Rationale: This is an established patient E/M level of service due to the indication she returning to her physician for the visit. Code 99214 is appropriate when two of the three key components are met for an established patient. According to the ICD-9-CM Official Coding Guidelines Section I.B.6-8, a definitive diagnosis is reported when it has been established; appendicitis is reported with code 541. Look in the ICD-9-CM Index to Diseases for Appendicitis 541. Any signs or symptoms that would be an integral part of that definitive diagnosis/disease process would not be separately reported. Heartburn is not a symptom commonly seen with appendicitis so we can report this as an additional code. Look in the Index to Diseases for Heartburn 787.1. Verification in the Tabular List confirms code selection.

An established patient presents to the clinic today for a follow-up of his pneumonia. He was hospitalized for 6 days, on IV antibiotics. He was placed back on Singulair and has been doing well with his breathing since then. An expanded problem focused exam was performed. Records were obtained from the hospital and the physician reviewed the labs and X-rays. The patient was told to continue antibiotics for another two weeks to 20 days, and the prescription Keteck was replaced with Zithromax. Patient is to return to the clinic in two weeks for recheck of his breathing and re-X-ray then. What CPT® code should be reported?

Rationale: The patient was seen in the clinic, which is an outpatient service. The physician performed a problem focused history (brief HPI, no ROS, and pertinent PFSH) + expanded problem focused exam + moderate MDM (new problem to examiner, three data points, and acute illness with systemic symptoms and prescription drug management). Established patient office visits require two of three components be met. Code 99213 is the appropriate code for this visit.

Subsequent Hospital Visit
CHIEF COMPLAINT: CHF

INTERVAL HISTORY: CHF symptoms worsened since yesterday.
Now has some resting dyspnea. HTN remains poorly controlled with
systolic pressure running in the 160s. Also, I’m concerned about his
CKD, which has worsened, most likely due to cardio-renal syndrome.
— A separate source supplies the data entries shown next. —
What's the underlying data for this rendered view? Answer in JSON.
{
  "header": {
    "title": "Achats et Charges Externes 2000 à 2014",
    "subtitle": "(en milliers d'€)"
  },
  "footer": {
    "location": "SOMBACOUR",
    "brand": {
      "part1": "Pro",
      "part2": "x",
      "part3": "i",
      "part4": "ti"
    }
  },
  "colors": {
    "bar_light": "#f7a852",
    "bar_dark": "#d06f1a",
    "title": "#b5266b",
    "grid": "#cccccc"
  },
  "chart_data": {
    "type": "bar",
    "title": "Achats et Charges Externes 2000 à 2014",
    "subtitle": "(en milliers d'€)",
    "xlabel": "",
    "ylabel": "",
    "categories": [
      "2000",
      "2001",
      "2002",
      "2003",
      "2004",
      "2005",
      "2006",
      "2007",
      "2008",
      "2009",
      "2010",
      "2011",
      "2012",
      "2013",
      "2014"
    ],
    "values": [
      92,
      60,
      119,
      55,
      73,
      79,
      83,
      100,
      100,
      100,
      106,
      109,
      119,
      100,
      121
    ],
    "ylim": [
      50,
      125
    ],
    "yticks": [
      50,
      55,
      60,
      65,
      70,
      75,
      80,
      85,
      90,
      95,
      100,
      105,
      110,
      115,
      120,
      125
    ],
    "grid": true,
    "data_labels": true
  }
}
REVIEW OF SYSTEMS: Positive for orthopnea and one episode of
PND. Negative for flank pain, obstructive symptoms or documented
exposure to nephrotoxins.

PHYSICAL EXAMINATION:
GENERAL: Mild respiratory distress at rest
VITAL SIGNS: BP 168/84, HR 58, temperature 98.1.
LUNGS: Worsening bibasilar crackles
CARDIOVASCULAR: RRR, no MRGs.
EXTREMITIES: Show worsening lower extremity edema.

LABS: BUN 56, creatinine 2.1, K 5.2, HGB 12.

IMPRESSION:
1. Severe exacerbation of CHF
2. Poorly controlled HTN
3. Worsening ARF due to cardio-renal syndrome
PLAN:
1. Increase BUMEX to 2 mg IV Q6.
2. Give 500 mg IV DIURIL times one.
3. Re-check usual labs in a.m.
Total time: 20minutes.

What CPT® code should be reported?

Rationale: This is a subsequent hospital visit which is reported with code range 99231-99233. In the CPT® Index, look for Hospital Services/Subsequent Hospital Care. 2 of the 3 key components must be met to support a level of visit. Detailed history (Extended HPI + Extended ROS + 0 PFSH), EPF Exam (using 1995 documentation guidelines of a limited exam of 2-7 of affected BA/OS and other related OS), Medical Decision Making (MDM) high complexity (extensive diagnoses and management and high- risk to the patient for complications). According to the documentation guidelines for E/M services, for the subsequent care category, CPT® requires only an "interval" history. It is not necessary to record information about the PFSH. The diagnoses are CHF, HTN and ARF due to cardio-renal syndrome. Code 99233 is the appropriate code.